Un retrait US annoncé et progressif

Déclenché sous Obama

Contrairement à ce qui est indiqué — le retrait militaire américain n’a pas été soudain. Il a été progressif et annoncé. C’était une promesse du Démocrate Barack Obama : en finir avec les guerres déclenchées sous l’ère Bush (Irak et Afghanistan) et ramener tous les Américains à la maison. Le 22 juin 2011, le président démocrate annonce le retrait d’un tiers des 100.000 Américains présents sur place (dans le cadre de la coalition ou en solo). Objectif : un retrait total d’ici fin 2014. Une annonce qui cadre avec la campagne électorale pour son nouveau mandat (élections en novembre 2012). Dans la foulée, plusieurs pays, dont la France annoncent leur retrait. En octobre 2015, volte-face, Washington annonce le maintien d’un effectif à un niveau d’environ 10.000 hommes.

Repris par Donald Trump

Durant sa campagne électorale, le Républicain Donald Trump reprend un leitmotiv similaire à celui de son concurrent démocrate : en finir avec les présences militaires inutiles à l’étranger (lire : L’Amérique « en premier » de Trump. Pour l’Europe, un certain langage de la vérité). Là aussi, le terrain a raison de la promesse politique. Le 21 août 2017, le président annonce une « nouvelle politique » pour l’Afghanistan et réaffirme l’engagement et le déploiement de quelques milliers d’hommes supplémentaires. En 2017, l’effectif US atteint toujours 14.000 personnels environ (dont 8500 dans Resolute Support, le reste dans la mission de lutte anti-terroriste).
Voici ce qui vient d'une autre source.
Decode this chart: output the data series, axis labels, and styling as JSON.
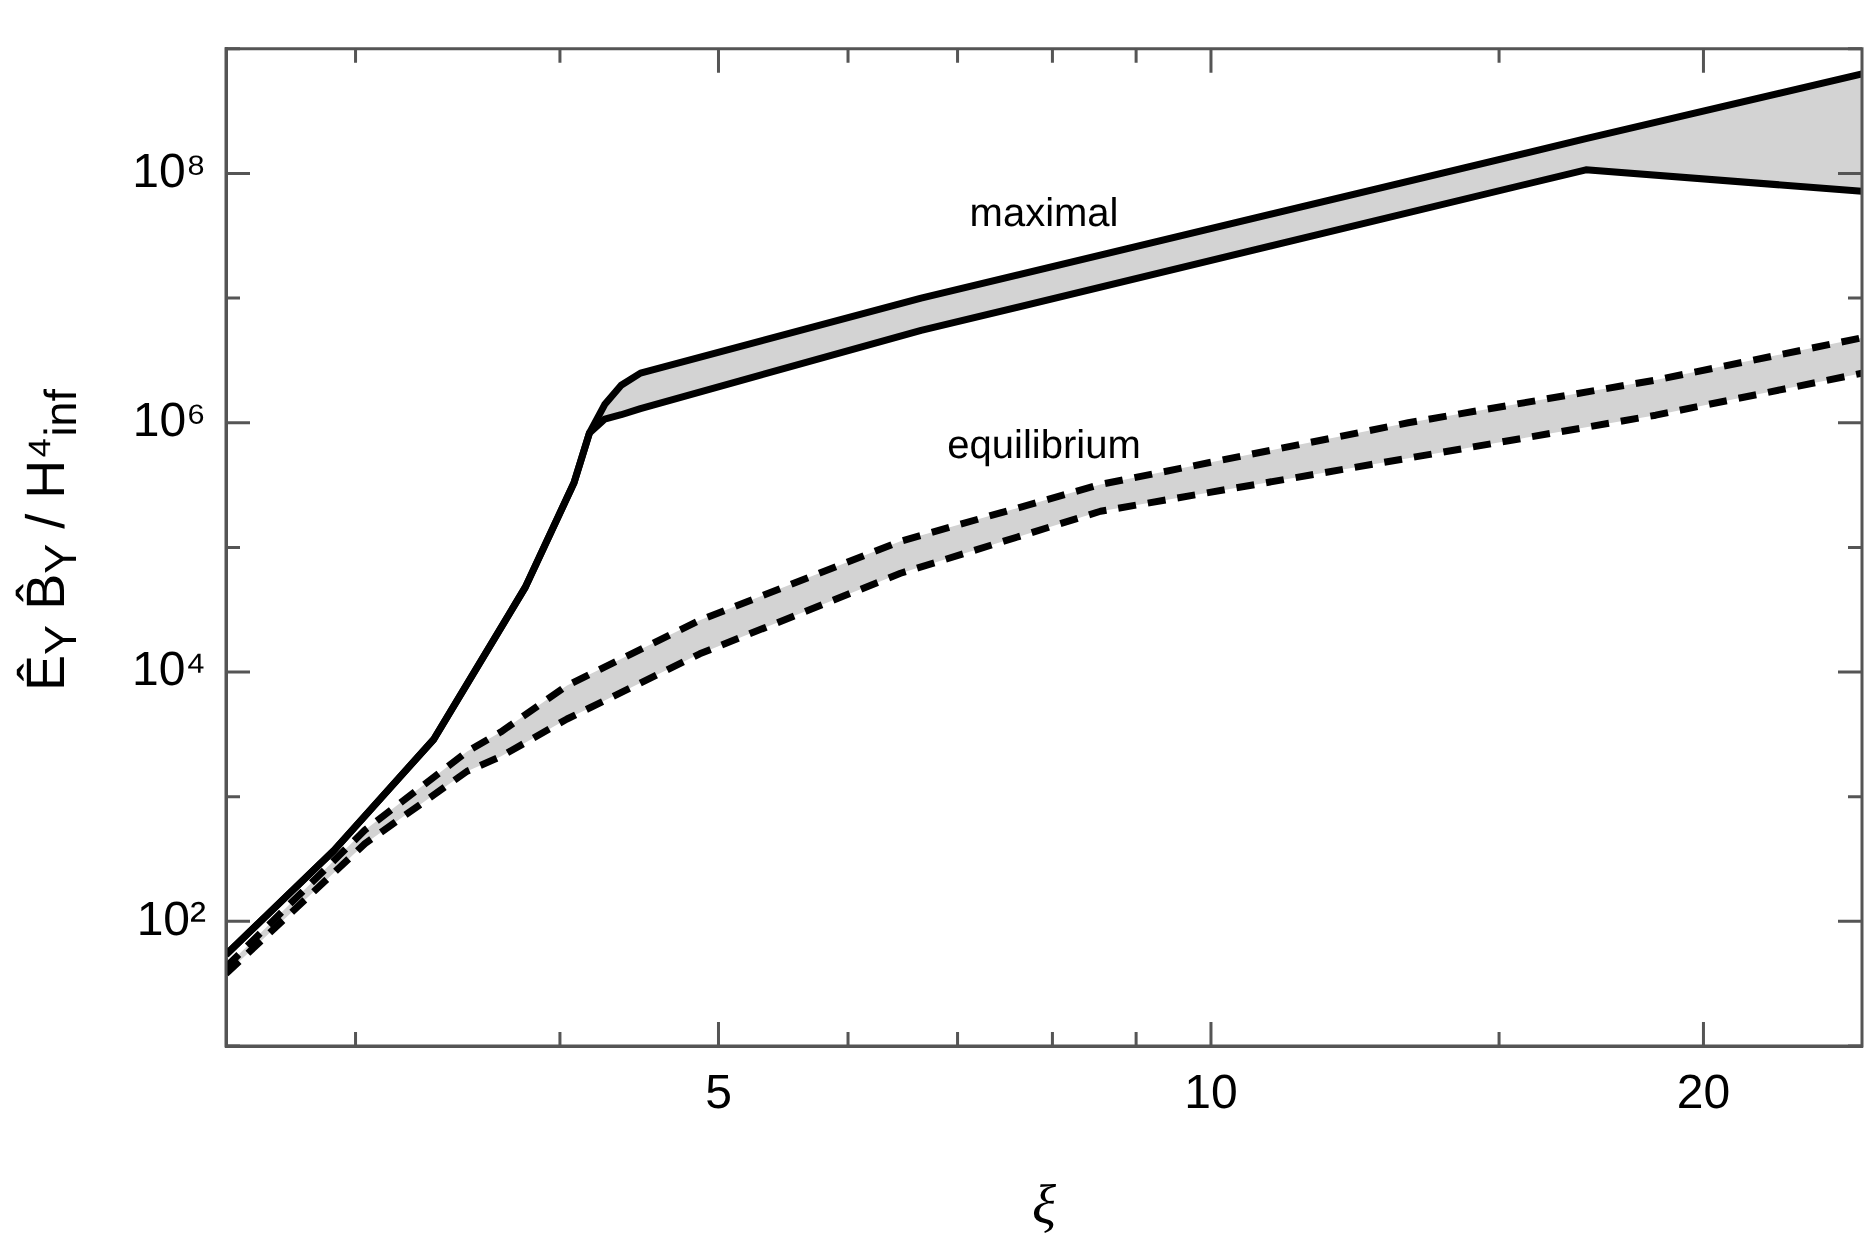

Les retraits futurs seront désormais liés aux « conditions sur le terrain ». Dans la foulée des négociations de paix entamées à Doha avec les Taliban, il reprend son antienne du début et annonce, le 17 octobre 2020, le retour des troupes à la maison « d’ici Noël » (« We should have the small remaining number of our BRAVE Men and Women serving in Afghanistan home by Christmas »). De façon plus concrète, le terme est donné à fin avril (avant le 1er mai). Avant son départ, il ordonne le départ de plusieurs centaines de soldats US n’en laissant que 2500 sur place, essentiellement à Kaboul.

Et bouclé sous Joe Biden

L’alternance avec Joe Biden (élu début novembre 2020) ne change pas fondamentalement la donne. Celui qui, sous Obama, en tant que vice-président, a été l’un des plus ardents défenseurs de la décrue militaire en Afghanistan, repousse la date du 1er mai, « difficile » à respecter. Il se donne simplement quelques mois à son entrée en fonction (en janvier 2021) pour valider le retrait prévu par son prédécesseur. Il annonce sa décision le 13 avril 2021, avec un calendrier légèrement étalé. Départ « sans conditions » d’ici au 11 septembre, jour anniversaire de l’attentat du 11 septembre 2001. L’essentiel des troupes étant retiré avant début juillet (et la fête nationale US du 4 juillet). Parler de retrait surprise est donc étonnant…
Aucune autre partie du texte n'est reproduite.